By Chase Doyle

WESTLAKE VILLAGE, Calif.—Healthcare professionals may want to consider frailty as a crucial factor when making treatment decisions for patients with emergency general surgery conditions, according to research presented at the 2023 annual meeting of the Surgical Infection Society.

The retrospective analysis of more than 300,000 patients highlighted the significance of frailty in determining mortality risk in various emergency general surgery (EGS) conditions, with the risk differing significantly depending on the disease. Based on these findings, the study authors noted that a more comprehensive and personalized approach to treating frail patients could enable better informed decisions and ultimately improve outcomes.

“This study sheds light on the significant impact of frailty on mortality in various EGS conditions and the potential benefits of operative or nonoperative management depending on the specific condition and patient frailty level,” said Vanessa Ho, MD, an associate professor of surgery at Case Western Reserve University School of Medicine, in Ohio.

As Dr. Ho reported, frailty—an age-related loss of physiologic reserve or impaired ability to respond to stress—has been shown to have a direct stepwise association with mortality across surgical specialties and operation types. The study conducted by Dr. Ho and her colleagues examined how frailty affects 90-day outcomes with mortality after operative and nonoperative management in common EGS conditions causing abdominal sepsis.

The researchers used the National Readmissions Database to identify patients 65 years and older with diagnoses of appendicitis, diverticulitis, cholecystitis, peptic ulcer and ischemic bowel. Frailty was assessed using the deficit accumulation method, with patients grouped into quintiles based on their frailty scores.

The primary outcome was time to death, truncated at 90 days, and Cox proportional hazard modeling was used to analyze the data, adjusting for age, sex and the presence of shock. A total of 304,573 patients were included in the study, with a mean age of 77 years.

The results showed that the effect of frailty on mortality was greatest in lower-risk operations. According to Dr. Ho, operative management favored survival across all frailty quintiles in appendicitis and cholecystitis, indicating that frailty alone may not be a strong enough indicator to reject a surgical intervention in these diseases. In contrast, nonoperative management had a survival advantage in diverticulitis and peptic ulcer disease across all frailty levels.
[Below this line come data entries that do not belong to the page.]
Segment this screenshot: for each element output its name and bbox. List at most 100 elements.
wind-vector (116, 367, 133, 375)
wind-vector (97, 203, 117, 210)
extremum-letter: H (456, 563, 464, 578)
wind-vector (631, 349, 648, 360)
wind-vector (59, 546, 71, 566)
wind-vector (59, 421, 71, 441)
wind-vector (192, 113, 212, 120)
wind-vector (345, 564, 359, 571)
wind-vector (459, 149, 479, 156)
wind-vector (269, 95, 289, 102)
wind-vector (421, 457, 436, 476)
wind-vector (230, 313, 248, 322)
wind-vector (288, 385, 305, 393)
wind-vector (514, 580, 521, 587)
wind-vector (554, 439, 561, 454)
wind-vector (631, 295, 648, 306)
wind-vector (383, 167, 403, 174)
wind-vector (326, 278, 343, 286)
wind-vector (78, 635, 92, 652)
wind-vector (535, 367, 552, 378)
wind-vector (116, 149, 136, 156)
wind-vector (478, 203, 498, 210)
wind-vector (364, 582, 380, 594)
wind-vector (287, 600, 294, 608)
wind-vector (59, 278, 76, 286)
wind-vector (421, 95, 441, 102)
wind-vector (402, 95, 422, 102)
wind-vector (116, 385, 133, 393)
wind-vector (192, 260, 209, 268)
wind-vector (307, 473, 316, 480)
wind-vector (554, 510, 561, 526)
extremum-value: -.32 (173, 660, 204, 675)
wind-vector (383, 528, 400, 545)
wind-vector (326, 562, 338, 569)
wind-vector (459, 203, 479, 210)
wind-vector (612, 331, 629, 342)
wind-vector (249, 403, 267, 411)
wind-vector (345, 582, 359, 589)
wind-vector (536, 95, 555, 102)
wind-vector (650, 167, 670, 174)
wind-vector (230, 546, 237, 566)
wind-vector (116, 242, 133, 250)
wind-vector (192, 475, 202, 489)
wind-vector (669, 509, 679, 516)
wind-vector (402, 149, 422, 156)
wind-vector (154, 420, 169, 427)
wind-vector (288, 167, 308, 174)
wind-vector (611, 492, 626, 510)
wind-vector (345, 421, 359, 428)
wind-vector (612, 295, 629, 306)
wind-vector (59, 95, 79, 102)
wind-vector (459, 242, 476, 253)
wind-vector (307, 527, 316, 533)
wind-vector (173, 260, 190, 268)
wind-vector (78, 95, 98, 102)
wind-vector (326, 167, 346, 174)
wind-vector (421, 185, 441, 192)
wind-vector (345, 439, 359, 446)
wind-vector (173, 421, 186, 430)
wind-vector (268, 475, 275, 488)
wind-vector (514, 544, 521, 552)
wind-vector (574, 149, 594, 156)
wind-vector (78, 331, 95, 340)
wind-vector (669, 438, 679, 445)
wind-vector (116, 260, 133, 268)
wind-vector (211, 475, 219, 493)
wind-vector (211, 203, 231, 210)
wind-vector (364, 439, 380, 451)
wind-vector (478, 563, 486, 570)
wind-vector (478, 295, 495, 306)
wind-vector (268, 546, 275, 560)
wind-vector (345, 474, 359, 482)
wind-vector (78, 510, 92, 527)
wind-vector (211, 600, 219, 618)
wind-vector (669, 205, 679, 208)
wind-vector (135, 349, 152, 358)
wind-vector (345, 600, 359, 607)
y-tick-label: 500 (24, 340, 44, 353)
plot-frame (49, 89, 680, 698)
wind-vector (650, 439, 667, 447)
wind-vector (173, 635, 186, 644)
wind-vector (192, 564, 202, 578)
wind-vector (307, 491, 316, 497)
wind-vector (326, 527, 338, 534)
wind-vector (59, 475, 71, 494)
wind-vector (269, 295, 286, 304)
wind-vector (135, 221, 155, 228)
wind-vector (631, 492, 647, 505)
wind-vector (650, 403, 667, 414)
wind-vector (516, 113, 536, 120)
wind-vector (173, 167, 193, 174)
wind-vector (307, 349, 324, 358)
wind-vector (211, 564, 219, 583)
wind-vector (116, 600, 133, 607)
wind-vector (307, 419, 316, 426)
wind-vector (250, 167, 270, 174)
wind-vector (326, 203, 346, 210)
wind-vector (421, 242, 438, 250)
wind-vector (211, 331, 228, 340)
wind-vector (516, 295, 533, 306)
The study also revealed that the degree of frailty’s impact on survival differed among the EGS conditions. For example, appendicitis had a 1.2% mortality rate, while ischemic bowel had a considerably higher rate at 24.4%.

“For ischemic bowel conditions, the mortality rate was high regardless of frailty level, and there was no significant difference between operative and nonoperative management,” Dr. Ho said. “These findings illustrate the importance of considering the specific EGS condition when assessing the role of frailty in treatment decisions.

“The presence of shock and age were also important factors in determining mortality risk, while male patients had worse outcomes,” Dr. Ho added.

According to Dr. Ho, future research could explore the relationship between frailty and outcomes in operative and nonoperative management, as well as investigate other factors that may influence the decision-making process for frail patients with EGS conditions.

The abstract discussant, Amani D. Politano, MD, a vascular surgeon and an assistant professor of surgery at Oregon Health & Science University School of Medicine, in Portland, highlighted the concept of “chronologic and physiologic age mismatch.”

“There are patients in our service who are old, but not nearly as old as their numeric age would indicate, and there are patients who seem much older,” Dr. Politano explained. “This is what frailty scores aim to capture.”

Dr. Politano also raised questions regarding frailty assessment in EGS patients. According to her, using 38 ICD-10 codes for determining frailty in a preoperative setting may not be as replicable as alternative frailty indices that could be implemented more easily in clinical practice.

Regarding the study results, Dr. Politano found the hazard ratios in low-risk surgical conditions intriguing and sought further clarification of their implications. She also noted that patients in the nonoperative group might have higher mortality rates due to delayed surgical intervention. Finally, Dr. Politano questioned whether these findings support deferring to nonoperative management for certain patient populations.

“Has this study influenced or changed your approach to treating elderly patients with EGS conditions?” she asked.

“Since starting this research, I’ve become more aggressive about operative management for lower-risk diseases, like appendicitis and cholecystitis,” Dr. Ho replied. “If you delay surgery for these patients, you can end up with recurrent diseases and infections, and then they are no longer operative candidates.”

This article is from the August 2023 print issue.